# Leonardemo (demonardo?)

### Hey, look at this notebook running Python!

In [None]:
print "Hello, Jupyter!"
print 1+1
print " ".join(map( str.upper, ["i", "said", "hello,", "jupyter"]))

### Connecting to FireCloud

Let's import the FireCloud Python API. Shout out to the folks in CGA who maintain it!

In [None]:
import firecloud.api as fc

Is FC even up? This will be a short demo if it isn't:

In [None]:
health = fc.health()
print health.status_code, health.text

Let's list the names and namespaces of the first ten workspaces we can see:

In [None]:
workspaces = fc.list_workspaces().json()
map( lambda ws: ws["workspace"]["name"] + "/" + ws["workspace"]["namespace"], workspaces)[:10]

Yank our demo workspace:

In [None]:
demo_ws = fc.get_workspace("broad-dsde-firecloud-billing", "Notebooks-Demo").json()
print demo_ws["workspace"]["attributes"]["description"]

### Manipulating workspace data

In [None]:
fc.list_entity_types("broad-dsde-firecloud-billing", "Notebooks-Demo").json().keys()

Get the list of participants and all their attributes from the workspace.

In [None]:
participants = fc.get_entities("broad-dsde-firecloud-billing", "Notebooks-Demo", "participant").json()
print len(participants), "participants in this workspace"
participants

Time to get graphy.

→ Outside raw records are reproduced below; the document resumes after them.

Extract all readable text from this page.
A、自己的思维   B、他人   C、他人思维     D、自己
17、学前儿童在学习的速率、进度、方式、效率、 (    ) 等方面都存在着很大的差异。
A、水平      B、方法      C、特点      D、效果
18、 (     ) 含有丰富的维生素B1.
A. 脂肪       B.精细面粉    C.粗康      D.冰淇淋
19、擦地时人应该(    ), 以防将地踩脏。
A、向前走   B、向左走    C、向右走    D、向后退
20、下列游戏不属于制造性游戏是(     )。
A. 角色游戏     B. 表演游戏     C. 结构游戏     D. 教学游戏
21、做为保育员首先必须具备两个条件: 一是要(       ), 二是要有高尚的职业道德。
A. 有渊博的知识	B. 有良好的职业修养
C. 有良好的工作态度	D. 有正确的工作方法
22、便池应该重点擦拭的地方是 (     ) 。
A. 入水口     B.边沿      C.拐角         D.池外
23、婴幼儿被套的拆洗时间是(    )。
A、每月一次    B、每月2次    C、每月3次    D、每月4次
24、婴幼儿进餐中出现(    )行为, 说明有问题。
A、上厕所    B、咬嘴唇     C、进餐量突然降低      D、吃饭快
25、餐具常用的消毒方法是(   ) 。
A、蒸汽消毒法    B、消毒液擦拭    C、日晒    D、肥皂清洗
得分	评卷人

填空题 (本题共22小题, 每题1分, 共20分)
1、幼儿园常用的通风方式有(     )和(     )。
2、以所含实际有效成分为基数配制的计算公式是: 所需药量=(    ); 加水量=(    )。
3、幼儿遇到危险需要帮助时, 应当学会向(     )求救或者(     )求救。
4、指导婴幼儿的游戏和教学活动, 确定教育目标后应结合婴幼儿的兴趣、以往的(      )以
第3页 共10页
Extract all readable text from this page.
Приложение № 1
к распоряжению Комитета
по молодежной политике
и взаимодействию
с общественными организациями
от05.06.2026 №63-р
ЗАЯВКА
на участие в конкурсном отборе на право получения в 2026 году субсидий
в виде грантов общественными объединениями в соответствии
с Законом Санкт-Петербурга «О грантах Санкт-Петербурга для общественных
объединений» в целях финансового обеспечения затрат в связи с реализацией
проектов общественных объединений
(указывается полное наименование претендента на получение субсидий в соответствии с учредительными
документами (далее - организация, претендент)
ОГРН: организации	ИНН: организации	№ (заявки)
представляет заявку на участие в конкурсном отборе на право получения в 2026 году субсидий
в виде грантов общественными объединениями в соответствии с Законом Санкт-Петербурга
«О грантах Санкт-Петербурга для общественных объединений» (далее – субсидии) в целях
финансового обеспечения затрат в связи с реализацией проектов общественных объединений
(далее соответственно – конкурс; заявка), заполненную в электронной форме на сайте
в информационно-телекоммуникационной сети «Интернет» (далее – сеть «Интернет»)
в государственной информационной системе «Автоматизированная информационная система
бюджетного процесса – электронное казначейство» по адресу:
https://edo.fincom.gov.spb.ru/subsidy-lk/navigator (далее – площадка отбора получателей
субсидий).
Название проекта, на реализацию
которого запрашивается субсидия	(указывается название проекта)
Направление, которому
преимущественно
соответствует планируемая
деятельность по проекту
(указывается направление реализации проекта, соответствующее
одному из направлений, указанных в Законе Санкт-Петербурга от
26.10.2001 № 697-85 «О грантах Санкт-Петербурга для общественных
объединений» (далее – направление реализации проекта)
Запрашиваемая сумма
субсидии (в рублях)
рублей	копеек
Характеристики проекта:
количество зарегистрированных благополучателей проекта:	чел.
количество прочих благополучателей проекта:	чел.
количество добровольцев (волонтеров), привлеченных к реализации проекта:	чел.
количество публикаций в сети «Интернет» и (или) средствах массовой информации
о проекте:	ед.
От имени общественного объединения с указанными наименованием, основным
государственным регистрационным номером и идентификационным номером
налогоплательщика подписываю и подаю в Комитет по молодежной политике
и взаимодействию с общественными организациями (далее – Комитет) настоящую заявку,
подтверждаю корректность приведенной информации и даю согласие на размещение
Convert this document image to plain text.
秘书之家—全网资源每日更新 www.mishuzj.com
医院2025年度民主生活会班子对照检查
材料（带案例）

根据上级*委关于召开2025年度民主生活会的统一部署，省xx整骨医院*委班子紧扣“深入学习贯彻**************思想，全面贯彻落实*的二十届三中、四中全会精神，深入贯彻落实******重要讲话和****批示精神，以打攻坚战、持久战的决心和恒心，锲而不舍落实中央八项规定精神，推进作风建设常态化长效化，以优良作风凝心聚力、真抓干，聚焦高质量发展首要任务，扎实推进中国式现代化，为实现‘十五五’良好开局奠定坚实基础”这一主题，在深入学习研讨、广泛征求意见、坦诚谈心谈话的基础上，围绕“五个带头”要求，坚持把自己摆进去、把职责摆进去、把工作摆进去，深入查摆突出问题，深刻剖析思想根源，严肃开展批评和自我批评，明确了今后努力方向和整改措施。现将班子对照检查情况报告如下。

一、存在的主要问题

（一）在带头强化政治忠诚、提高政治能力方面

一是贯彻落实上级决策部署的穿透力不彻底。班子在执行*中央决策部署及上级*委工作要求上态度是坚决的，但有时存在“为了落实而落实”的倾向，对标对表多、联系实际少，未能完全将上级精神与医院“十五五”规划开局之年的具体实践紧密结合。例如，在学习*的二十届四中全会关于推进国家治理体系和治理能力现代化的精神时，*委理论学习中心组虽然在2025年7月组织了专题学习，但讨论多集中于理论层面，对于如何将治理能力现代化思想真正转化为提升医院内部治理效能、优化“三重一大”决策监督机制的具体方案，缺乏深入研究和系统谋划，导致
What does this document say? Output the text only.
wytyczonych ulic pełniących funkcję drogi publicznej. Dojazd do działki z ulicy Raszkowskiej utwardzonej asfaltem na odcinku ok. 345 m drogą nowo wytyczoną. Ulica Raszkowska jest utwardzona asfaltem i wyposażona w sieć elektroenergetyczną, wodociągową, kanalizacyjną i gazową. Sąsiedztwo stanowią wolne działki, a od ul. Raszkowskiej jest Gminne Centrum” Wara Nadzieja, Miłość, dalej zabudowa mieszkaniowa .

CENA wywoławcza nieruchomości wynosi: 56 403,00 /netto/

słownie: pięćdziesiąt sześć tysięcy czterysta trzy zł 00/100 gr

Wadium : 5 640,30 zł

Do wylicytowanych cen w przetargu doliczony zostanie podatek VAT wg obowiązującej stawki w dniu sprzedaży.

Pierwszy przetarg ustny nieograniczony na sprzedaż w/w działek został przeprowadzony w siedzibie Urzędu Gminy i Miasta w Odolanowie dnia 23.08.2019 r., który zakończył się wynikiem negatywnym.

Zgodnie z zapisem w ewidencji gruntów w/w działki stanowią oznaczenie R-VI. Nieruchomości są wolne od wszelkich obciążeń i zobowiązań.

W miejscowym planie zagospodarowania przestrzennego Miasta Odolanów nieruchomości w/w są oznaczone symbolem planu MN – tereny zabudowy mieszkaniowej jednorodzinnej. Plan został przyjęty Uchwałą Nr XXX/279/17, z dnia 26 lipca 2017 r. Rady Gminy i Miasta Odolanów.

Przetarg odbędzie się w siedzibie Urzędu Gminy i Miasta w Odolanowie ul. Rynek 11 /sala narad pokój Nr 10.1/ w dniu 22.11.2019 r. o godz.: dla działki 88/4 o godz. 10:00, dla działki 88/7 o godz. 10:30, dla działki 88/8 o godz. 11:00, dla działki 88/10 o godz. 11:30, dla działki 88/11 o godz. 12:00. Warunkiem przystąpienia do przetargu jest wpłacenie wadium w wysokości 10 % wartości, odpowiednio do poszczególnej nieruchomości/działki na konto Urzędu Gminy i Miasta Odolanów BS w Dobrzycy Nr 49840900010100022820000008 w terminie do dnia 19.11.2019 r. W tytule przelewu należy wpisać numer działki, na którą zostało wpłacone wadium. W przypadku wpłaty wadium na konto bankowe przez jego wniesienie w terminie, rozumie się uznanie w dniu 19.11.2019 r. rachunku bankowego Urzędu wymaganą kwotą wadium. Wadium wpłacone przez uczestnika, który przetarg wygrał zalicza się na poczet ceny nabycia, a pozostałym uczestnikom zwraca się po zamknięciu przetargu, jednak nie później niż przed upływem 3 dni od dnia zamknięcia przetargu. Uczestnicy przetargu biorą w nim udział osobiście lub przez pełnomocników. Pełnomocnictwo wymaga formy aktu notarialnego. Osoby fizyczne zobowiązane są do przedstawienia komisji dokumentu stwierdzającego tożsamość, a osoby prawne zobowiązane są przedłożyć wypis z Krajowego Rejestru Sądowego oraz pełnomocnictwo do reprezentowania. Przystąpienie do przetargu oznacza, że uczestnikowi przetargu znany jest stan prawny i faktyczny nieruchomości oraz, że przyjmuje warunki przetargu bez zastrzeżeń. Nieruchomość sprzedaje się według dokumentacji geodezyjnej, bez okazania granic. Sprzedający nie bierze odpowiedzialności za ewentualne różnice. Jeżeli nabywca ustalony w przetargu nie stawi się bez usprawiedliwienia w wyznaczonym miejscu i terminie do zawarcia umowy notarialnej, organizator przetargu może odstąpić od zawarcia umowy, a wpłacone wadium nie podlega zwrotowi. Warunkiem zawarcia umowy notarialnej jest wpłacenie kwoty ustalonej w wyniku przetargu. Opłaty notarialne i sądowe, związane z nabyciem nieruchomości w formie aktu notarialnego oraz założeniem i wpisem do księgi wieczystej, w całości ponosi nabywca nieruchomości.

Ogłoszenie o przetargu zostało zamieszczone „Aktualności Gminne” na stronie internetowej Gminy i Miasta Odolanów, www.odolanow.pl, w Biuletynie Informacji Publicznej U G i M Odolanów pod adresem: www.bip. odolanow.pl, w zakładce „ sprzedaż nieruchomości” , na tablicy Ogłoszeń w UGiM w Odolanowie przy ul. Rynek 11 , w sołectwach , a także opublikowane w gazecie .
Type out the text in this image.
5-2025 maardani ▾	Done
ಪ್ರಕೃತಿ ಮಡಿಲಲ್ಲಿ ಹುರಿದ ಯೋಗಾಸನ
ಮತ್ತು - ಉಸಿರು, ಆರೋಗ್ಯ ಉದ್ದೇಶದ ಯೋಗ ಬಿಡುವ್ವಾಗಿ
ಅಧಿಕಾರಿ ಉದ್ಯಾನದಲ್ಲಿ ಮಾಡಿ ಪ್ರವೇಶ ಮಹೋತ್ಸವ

First, import pandas, and turn the returned JSON into a pandas DataFrame.

In [None]:
import pandas as pd
import numpy as np
%matplotlib inline
import matplotlib.pyplot as plt

In [None]:
def entity_to_row(entity):
    attrs = { "name": entity["name"]}
    attrs.update(entity["attributes"])
    attrs["age"] = int(attrs["age"])
    return attrs

cleaned_ents = map( entity_to_row, participants )

parts_df = pd.DataFrame.from_dict(cleaned_ents).set_index("name")
parts_df.head(10)

What does our distribution of participant ages look like?

In [None]:
parts_df.hist(column='age')

### Doing things with VCFs

Grab a gs:// path to a VCF from the participant set in the workspace

In [None]:
pset = fc.get_entity("broad-dsde-firecloud-billing", "Notebooks-Demo", "participant_set", "T2D_Cohort").json()
pset["attributes"]["snps_indels_svs_vcf"]

Use the Google Cloud python library to download it to disk

In [None]:
from google.cloud import storage
client = storage.Client()
bucket = client.get_bucket('fc-4236f90d-9fdc-4772-a3b8-f218d000b002')
blob = bucket.get_blob('participants_small.vcf')
blob.download_to_filename("participants_small.vcf")

You can call out to bash from notebooks. Here we grep to get the sample names.

In [None]:
! grep -m1 "#CHROM" participants_small.vcf | cut -f 10- | xargs -n 1

### HAIL support

In [None]:
from hail import *
hc = HailContext(sc)

bucket = 'gs://fc-4236f90d-9fdc-4772-a3b8-f218d000b002'

vcf = hc.import_vcf(bucket + '/participants_small.vcf')
vcf.write(bucket + '/participants_small.vds')

In [None]:
vds = hc.read(bucket + '/participants_small.vds').split_multi().sample_qc().variant_qc()
vds.export_variants(bucket + '/variantqc.tsv', 'Variant = v, va.qc.*')
vds.write(bucket + '/participants_small.qc.vds')

In [None]:
print 'count:'
print vds.count()
print 'summary report:'
print vds.summarize().report()
print 'sample annotation schema:'
print vds.sample_schema
print '\nvariant annotation schema:'
print vds.variant_schema